Figure 6 : Variations des cours des principaux indices en USD
Cumul annuel 2025
Nota : Au 30 mai 2025. Les sept magnifiques sont Apple, Microsoft, Alphabet, Amazon, Nvidia, Meta et Tesla. Sources : Bloomberg, RBC GMA
Figure 7 : Indice composite des marchés boursiers mondiaux
Indices des marchés boursiers par rapport au point d’équilibre
Nota : Au 30 mai 2025. Source : RBC GMA
Une forte croissance des bénéfices et le maintien d’un haut niveau de confiance des investisseurs seront essentiels pour que le S&P 500 poursuive sa progression
Étant donné les valorisations élevées des actions américaines à grande capitalisation, la poursuite des gains dépendra désormais essentiellement du maintien d’un fort niveau de confiance des investisseurs et d’une croissance robuste des bénéfices. Les analystes prévoient une croissance des bénéfices de 8,5 % en 2025, suivie d’une croissance de 13,5 % en 2026. Si le S&P 500 devait se négocier entre 0,5 et 1 écart type au-dessus du niveau d’équilibre, il pourrait générer des rendements annualisés compris entre 1 % et 9 % d’ici la fin de 2026, à condition que les estimations générales des bénéfices soient atteintes (figure 8). Cela dit, la croissance des bénéfices pourrait faire face à des vents contraires, en particulier si les marges bénéficiaires s’affaiblissent du fait des droits de douane et du rapatriement de la production aux États-Unis, ce qui pourrait alourdir les coûts des intrants et réduire l’efficacité opérationnelle. En cas de bénéfices décevants, les actions américaines seraient vulnérables compte tenu de leurs valorisations élevées et de l’enthousiasme accru des investisseurs.

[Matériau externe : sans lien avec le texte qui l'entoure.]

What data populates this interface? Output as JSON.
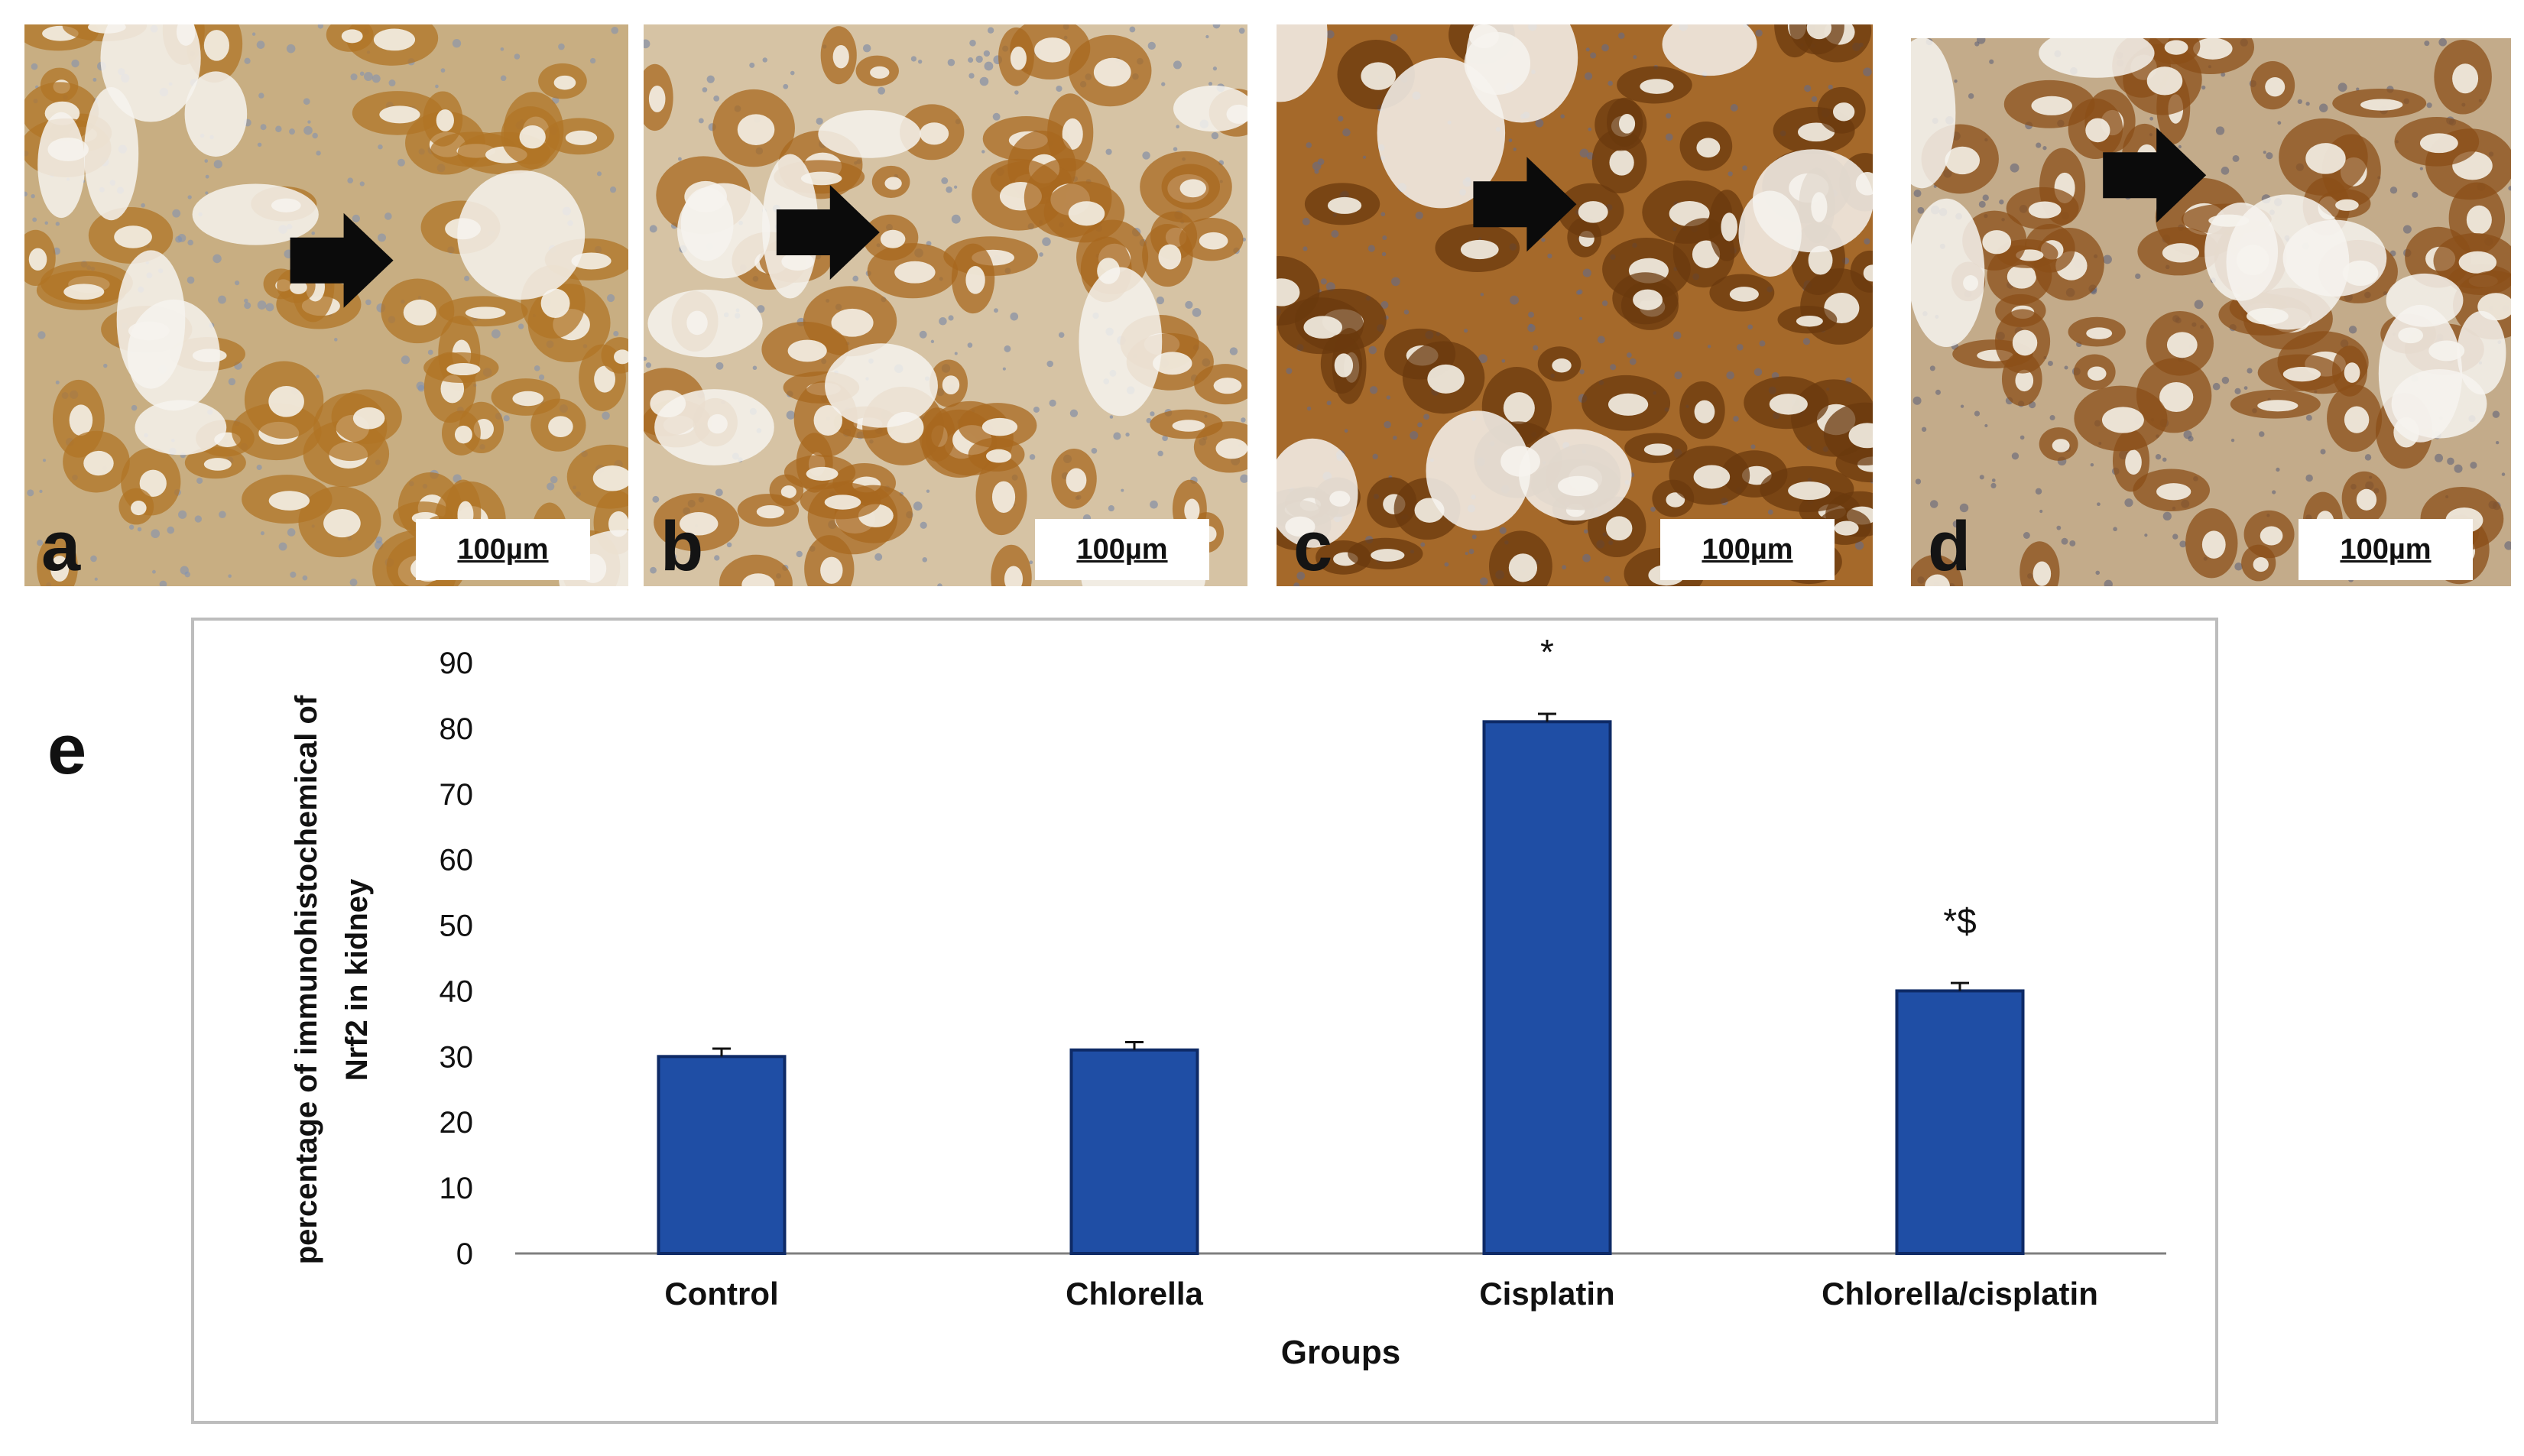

Figure 8 : Prévisions de bénéfices et autres scénarios de valorisations et de résultats de l’indice S&P 500
Nota : Au 30 mai 2025. Les rendements globaux pour 2026 sont annualisés. Sources : LSEG I/B/E/S, RBC GMA
Dans ce contexte, nous nous attendons à ce que les obligations d’État génèrent des rendements d’environ 5 % au cours de l’année à venir, pourvu que l’inflation continue de baisser vers les cibles des banques centrales, avec la possibilité de rendements plus élevés si l’économie subit un ralentissement important. Bien que les actions aient déjà connu une reprise impressionnante, nous continuons de nous attendre à ce qu’elles surpassent les obligations. En outre, la liquidation survenue sur le marché boursier en mars et en avril a donné lieu à des niveaux de survente extrêmes, généralement associés par le passé à des creux de marché durables.